Though the CGI exterior shots are disappointing, even for cable TV standards, the episode still boasts some impressive, moody visuals and attractive set design. Directors Jeffrey Reiner and Brad Turner do a solid job of composing shots, which makes the show look more cinematic than most other Syfy shows. The cold open is particularly cinematic and perfectly establishes an unsettling tone.
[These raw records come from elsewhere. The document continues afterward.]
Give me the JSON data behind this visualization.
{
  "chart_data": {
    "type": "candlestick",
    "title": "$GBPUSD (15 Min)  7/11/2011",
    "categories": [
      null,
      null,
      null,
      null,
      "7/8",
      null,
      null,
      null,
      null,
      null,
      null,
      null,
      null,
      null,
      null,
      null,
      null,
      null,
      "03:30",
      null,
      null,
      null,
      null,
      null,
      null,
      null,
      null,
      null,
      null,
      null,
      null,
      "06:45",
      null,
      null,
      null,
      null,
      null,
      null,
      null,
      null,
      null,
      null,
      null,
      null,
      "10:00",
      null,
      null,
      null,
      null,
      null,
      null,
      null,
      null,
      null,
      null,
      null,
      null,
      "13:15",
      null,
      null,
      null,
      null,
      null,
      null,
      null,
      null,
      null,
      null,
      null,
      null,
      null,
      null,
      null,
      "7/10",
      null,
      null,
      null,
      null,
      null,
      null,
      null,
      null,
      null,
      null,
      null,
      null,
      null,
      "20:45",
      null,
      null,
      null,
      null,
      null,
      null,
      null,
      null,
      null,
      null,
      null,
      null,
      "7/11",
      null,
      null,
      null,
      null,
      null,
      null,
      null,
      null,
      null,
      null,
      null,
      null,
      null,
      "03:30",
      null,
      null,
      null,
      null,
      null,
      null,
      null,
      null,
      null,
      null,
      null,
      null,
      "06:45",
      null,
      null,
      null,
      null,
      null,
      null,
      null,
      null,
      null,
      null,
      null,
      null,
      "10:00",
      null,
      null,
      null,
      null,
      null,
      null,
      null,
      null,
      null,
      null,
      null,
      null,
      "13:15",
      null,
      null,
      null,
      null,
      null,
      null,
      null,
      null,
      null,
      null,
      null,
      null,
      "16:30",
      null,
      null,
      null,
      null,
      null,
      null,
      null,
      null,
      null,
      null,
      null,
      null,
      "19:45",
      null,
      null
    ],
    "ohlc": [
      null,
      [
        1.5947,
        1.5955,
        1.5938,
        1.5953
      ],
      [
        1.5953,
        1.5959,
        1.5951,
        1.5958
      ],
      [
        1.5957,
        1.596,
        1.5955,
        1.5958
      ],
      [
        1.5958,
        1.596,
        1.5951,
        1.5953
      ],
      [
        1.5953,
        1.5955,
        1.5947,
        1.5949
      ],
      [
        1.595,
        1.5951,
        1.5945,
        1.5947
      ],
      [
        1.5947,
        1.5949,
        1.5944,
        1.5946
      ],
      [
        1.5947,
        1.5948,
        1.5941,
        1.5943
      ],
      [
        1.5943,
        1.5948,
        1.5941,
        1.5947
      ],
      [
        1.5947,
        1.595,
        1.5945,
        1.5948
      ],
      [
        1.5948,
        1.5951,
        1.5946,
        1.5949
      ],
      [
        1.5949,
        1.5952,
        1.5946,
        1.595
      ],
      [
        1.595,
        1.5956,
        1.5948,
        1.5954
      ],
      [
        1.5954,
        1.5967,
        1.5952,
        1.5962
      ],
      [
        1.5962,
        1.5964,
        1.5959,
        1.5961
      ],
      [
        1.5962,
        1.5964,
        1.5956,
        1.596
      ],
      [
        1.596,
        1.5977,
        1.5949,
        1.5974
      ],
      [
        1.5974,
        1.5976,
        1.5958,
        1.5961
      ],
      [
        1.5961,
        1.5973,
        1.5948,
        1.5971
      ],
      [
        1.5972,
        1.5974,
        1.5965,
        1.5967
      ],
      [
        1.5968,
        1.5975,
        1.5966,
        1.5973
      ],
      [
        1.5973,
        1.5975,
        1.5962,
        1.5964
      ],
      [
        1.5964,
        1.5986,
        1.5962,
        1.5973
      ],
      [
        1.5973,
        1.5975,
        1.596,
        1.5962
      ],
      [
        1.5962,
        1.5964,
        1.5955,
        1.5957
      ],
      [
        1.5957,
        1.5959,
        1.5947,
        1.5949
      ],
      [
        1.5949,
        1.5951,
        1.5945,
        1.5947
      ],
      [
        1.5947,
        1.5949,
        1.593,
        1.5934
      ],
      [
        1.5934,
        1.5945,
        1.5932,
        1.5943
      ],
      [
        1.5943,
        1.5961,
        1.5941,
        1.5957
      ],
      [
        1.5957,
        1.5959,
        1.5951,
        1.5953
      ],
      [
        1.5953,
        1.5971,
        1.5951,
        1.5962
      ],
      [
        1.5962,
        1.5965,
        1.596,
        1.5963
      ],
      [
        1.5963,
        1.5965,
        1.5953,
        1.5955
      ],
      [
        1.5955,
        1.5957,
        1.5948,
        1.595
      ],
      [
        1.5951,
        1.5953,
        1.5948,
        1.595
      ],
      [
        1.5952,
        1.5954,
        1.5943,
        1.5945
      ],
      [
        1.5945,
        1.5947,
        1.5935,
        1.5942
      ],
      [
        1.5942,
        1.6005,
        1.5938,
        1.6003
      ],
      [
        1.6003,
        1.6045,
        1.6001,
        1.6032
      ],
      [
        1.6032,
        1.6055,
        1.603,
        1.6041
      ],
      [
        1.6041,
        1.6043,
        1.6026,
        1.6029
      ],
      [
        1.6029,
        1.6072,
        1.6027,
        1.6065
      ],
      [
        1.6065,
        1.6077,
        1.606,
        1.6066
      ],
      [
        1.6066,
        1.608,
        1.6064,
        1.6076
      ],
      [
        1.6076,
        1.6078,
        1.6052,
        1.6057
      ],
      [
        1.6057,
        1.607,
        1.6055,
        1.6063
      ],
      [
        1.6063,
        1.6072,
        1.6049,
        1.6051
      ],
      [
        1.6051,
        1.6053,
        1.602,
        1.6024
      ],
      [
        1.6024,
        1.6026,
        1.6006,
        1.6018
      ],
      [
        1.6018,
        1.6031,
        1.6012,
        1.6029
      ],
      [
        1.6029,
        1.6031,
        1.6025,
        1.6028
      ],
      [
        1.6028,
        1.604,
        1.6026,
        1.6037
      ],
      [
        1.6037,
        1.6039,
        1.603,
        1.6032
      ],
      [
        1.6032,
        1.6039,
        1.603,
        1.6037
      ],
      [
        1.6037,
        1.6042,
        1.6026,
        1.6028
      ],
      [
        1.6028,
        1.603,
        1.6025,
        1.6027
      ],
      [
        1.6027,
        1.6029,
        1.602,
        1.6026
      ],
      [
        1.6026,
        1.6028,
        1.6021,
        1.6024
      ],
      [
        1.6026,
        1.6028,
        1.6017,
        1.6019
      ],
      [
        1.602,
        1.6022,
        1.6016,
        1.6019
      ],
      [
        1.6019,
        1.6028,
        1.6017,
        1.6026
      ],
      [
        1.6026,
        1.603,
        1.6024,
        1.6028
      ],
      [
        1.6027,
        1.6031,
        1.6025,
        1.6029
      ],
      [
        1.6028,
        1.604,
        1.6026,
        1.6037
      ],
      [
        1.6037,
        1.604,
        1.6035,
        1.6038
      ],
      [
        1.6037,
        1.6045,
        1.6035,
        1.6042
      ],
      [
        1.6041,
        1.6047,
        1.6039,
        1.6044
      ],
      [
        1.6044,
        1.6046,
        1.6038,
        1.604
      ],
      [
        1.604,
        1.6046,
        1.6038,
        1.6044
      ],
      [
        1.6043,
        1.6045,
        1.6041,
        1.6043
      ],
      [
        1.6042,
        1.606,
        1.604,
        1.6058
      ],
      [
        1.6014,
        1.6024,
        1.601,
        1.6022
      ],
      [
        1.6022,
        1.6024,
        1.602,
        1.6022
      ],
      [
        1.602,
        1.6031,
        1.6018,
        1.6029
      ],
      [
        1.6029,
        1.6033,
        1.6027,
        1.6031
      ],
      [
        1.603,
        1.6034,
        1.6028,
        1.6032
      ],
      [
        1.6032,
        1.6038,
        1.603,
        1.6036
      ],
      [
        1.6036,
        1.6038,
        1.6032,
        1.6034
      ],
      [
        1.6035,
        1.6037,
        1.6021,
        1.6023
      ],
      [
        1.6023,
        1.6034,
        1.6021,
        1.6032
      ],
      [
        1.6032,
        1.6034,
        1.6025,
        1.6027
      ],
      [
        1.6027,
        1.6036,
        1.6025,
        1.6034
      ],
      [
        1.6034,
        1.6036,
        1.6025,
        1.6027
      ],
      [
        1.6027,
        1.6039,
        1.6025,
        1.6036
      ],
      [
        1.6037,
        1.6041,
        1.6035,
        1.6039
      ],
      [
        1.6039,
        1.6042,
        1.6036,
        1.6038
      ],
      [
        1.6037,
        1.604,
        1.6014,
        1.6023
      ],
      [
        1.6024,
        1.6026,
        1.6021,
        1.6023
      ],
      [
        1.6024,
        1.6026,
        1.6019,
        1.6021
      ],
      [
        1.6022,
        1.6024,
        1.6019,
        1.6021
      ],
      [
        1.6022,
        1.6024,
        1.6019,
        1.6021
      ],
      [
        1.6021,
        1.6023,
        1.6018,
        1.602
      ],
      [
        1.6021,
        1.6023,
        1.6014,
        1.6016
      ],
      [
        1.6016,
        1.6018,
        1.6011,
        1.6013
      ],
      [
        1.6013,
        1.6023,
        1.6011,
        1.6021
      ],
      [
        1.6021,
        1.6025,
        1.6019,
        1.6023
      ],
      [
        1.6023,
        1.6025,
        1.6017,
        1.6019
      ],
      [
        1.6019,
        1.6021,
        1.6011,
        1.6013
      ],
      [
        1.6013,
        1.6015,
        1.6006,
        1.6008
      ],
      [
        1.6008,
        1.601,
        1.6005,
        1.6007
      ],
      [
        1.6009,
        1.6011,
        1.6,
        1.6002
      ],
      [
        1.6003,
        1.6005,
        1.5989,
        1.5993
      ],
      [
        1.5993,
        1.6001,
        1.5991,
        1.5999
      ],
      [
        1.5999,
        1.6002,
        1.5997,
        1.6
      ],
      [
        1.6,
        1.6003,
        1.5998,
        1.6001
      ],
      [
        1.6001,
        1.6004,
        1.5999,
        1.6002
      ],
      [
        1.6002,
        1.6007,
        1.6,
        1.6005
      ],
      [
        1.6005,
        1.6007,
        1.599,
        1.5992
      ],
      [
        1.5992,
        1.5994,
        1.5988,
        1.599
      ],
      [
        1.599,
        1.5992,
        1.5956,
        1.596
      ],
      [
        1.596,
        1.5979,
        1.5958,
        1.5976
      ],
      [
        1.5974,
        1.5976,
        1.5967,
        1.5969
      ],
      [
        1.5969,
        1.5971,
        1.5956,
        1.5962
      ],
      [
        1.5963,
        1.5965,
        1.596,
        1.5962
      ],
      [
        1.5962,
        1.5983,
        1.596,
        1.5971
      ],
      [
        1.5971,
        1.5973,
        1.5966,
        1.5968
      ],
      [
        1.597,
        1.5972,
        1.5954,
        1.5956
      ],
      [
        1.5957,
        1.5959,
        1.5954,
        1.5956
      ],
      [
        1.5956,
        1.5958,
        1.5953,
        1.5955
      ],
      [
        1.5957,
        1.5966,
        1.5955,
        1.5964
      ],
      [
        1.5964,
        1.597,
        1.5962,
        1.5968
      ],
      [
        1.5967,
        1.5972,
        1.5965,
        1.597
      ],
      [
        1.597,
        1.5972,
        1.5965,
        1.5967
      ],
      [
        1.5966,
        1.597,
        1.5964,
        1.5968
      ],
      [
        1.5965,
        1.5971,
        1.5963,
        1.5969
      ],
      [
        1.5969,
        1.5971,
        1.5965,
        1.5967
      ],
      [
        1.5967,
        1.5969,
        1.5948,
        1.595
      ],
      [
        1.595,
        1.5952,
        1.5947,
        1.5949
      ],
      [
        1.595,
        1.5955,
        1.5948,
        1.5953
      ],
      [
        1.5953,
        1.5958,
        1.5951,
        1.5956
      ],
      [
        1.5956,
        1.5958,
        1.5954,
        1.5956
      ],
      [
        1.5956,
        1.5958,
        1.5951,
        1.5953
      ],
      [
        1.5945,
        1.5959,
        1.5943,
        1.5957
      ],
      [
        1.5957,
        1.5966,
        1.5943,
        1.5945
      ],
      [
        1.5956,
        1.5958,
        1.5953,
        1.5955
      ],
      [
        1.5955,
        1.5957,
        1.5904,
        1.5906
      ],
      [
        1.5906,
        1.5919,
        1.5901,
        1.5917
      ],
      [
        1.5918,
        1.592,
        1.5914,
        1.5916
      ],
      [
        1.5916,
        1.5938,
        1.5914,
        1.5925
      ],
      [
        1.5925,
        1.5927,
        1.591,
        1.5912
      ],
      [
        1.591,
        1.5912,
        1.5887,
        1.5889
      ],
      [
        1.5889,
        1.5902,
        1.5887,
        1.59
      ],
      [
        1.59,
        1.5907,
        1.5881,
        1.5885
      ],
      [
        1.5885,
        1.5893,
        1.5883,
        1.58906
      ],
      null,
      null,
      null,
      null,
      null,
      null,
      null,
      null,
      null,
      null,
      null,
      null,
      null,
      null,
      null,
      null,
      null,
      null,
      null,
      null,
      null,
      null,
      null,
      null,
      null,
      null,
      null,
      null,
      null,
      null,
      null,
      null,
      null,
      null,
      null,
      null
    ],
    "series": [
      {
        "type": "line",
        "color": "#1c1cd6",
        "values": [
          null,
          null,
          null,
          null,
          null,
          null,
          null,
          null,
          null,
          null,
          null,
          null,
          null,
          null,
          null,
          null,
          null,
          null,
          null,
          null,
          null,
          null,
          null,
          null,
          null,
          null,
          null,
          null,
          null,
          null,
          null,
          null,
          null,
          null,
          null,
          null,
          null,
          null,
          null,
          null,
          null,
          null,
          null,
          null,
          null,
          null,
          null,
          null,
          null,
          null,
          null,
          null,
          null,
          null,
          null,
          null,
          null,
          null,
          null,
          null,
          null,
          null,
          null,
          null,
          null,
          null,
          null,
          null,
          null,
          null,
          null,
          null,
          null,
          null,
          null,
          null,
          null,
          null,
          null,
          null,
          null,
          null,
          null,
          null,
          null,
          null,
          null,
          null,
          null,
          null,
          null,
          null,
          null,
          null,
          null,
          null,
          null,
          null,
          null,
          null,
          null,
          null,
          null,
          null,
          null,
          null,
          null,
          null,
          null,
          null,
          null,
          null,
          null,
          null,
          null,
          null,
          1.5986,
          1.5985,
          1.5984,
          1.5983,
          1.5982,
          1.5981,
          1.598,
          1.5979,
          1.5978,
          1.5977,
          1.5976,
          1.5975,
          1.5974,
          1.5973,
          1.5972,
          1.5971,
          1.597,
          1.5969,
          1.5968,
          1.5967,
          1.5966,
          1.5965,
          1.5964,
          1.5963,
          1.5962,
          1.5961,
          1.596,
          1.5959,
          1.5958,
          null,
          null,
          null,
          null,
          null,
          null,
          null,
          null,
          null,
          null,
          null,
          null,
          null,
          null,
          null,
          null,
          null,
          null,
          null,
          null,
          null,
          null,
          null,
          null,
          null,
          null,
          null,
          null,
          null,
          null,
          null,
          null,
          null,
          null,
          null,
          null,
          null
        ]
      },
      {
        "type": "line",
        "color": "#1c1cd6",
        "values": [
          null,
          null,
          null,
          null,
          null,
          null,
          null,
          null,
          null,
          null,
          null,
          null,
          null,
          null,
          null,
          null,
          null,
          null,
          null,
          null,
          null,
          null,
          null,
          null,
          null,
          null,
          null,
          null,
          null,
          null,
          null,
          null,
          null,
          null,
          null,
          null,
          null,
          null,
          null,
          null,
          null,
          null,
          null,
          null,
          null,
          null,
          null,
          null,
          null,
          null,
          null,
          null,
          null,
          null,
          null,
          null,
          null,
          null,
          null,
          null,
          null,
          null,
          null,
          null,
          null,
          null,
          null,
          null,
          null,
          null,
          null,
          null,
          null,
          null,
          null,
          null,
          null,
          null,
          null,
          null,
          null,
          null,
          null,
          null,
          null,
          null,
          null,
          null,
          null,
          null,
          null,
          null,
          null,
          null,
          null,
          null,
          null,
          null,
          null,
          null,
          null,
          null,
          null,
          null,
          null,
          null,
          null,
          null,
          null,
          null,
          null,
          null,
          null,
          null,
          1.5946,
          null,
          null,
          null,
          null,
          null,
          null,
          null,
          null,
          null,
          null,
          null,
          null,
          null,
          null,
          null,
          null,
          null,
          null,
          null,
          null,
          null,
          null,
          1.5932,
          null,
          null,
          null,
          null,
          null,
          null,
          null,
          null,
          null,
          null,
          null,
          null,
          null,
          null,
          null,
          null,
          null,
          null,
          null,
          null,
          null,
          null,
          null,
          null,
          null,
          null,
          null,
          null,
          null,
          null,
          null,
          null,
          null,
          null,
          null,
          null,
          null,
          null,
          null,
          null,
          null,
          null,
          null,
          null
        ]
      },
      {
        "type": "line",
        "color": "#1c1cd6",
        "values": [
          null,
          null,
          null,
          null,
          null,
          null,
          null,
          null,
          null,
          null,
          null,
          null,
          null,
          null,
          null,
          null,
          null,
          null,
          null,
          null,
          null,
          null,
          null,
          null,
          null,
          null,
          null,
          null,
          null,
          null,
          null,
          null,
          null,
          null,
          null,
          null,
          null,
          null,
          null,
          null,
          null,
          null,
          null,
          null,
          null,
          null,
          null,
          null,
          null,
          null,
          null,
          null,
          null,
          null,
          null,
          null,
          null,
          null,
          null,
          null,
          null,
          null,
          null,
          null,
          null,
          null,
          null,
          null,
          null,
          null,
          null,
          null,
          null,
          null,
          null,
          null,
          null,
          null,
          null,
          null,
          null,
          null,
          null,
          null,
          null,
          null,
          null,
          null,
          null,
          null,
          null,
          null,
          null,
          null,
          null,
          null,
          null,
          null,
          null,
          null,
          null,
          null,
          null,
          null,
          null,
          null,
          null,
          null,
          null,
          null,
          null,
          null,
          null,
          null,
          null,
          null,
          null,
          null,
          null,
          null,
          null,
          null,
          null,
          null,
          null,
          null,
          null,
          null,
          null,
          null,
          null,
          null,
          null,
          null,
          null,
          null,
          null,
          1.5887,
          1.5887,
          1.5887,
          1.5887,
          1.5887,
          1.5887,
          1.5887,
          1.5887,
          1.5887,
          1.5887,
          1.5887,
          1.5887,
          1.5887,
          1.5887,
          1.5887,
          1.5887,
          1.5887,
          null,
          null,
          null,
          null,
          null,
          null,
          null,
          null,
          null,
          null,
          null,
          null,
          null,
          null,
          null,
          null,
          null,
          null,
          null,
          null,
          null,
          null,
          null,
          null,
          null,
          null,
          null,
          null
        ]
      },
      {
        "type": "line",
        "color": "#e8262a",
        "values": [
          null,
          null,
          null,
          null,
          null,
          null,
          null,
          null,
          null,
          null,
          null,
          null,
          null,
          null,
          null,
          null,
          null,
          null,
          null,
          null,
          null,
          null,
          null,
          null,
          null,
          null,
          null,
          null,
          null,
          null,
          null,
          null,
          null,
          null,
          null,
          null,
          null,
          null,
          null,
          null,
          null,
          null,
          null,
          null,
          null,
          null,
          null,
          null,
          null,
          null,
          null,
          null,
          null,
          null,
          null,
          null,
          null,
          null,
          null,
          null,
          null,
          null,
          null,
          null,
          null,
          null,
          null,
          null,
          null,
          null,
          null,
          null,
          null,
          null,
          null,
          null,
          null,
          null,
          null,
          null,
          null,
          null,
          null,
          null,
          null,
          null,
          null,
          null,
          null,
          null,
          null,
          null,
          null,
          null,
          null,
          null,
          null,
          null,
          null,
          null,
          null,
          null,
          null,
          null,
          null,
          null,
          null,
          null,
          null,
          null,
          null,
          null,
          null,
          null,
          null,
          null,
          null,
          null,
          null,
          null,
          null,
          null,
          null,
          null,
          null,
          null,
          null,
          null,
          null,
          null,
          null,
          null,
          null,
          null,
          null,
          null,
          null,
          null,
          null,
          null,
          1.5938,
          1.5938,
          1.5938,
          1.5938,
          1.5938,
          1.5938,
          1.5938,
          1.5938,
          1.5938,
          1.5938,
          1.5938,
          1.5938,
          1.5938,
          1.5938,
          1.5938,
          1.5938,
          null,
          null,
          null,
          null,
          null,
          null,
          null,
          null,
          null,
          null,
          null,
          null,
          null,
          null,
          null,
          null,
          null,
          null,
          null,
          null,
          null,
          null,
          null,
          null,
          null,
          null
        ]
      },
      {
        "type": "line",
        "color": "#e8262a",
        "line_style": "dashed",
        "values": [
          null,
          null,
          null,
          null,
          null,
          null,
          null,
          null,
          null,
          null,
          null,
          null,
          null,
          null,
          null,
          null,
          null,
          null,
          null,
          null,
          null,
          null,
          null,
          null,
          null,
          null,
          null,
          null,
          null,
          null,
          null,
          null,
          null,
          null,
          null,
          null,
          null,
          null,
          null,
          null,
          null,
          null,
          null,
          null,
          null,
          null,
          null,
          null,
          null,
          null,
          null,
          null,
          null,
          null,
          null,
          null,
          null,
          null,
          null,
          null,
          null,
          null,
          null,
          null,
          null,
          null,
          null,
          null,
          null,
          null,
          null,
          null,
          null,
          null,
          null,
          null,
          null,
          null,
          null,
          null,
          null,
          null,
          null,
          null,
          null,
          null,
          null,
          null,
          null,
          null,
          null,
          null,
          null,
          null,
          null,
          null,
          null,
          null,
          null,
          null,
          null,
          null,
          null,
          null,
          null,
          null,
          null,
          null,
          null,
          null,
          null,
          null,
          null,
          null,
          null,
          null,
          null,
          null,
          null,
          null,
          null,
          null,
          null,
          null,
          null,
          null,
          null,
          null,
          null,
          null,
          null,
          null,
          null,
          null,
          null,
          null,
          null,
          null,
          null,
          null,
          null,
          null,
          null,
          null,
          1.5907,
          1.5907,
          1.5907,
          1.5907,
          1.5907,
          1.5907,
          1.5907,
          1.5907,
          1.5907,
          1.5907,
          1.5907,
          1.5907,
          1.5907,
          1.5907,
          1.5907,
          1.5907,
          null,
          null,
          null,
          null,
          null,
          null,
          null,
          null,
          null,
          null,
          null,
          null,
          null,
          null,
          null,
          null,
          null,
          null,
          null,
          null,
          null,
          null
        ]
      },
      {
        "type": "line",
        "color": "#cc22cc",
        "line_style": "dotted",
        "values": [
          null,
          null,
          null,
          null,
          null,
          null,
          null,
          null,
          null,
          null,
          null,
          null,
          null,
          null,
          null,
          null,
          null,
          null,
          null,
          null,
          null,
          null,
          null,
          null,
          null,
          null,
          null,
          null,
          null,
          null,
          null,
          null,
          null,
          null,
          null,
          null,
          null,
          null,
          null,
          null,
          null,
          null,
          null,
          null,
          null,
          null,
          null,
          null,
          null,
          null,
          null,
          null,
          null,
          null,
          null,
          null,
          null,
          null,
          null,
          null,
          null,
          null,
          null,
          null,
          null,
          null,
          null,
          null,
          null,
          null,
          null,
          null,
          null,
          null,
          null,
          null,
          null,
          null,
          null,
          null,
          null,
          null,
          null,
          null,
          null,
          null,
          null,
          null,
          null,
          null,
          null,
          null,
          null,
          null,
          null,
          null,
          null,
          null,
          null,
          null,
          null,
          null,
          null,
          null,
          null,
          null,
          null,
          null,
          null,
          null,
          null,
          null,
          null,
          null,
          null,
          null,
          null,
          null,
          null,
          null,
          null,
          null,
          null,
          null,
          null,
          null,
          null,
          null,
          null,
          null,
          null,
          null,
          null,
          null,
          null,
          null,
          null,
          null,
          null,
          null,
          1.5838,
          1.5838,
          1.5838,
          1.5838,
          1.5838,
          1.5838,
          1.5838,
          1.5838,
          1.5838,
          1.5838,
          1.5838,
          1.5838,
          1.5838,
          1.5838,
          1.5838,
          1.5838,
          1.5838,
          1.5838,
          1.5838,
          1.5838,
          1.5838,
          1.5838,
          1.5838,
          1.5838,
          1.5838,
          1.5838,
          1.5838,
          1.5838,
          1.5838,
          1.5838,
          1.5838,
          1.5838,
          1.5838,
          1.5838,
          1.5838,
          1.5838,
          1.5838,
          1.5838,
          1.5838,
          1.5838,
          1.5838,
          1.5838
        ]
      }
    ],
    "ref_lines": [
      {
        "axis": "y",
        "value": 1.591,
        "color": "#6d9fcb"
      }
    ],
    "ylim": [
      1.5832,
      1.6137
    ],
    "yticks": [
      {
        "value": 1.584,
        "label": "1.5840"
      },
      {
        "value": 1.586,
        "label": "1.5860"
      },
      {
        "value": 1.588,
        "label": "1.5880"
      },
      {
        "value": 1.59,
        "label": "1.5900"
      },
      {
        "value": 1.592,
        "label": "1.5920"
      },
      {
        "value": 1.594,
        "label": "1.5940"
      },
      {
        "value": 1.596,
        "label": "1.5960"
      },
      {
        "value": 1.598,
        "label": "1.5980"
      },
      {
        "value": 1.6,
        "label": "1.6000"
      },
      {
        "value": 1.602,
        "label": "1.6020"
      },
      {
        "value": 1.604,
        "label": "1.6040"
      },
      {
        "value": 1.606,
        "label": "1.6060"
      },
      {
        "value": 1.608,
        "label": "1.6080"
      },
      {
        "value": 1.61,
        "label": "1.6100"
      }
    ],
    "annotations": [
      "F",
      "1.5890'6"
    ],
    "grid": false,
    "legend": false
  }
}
It’ll be a while before Helix can be deemed a success or failure. The show does enough things right to make it worth watching for at least a few more episodes. The characters and stiff dialogue need improving, but the writers have at least eleven more episodes to make us care more about these characters. Though the premiere leaves a lot of unanswered questions and dangling threads, the most compelling part of it is how it manages to keep raising the stakes and pushing the plot forward. Helix seems to have enough momentum to remain entertaining for a while, and if it manages to figure out its characters, it could emerge as Syfy’s most formidable current series.

Helix is created by Cameron Porsandeh and airs Fridays at 10 EST on Syfy.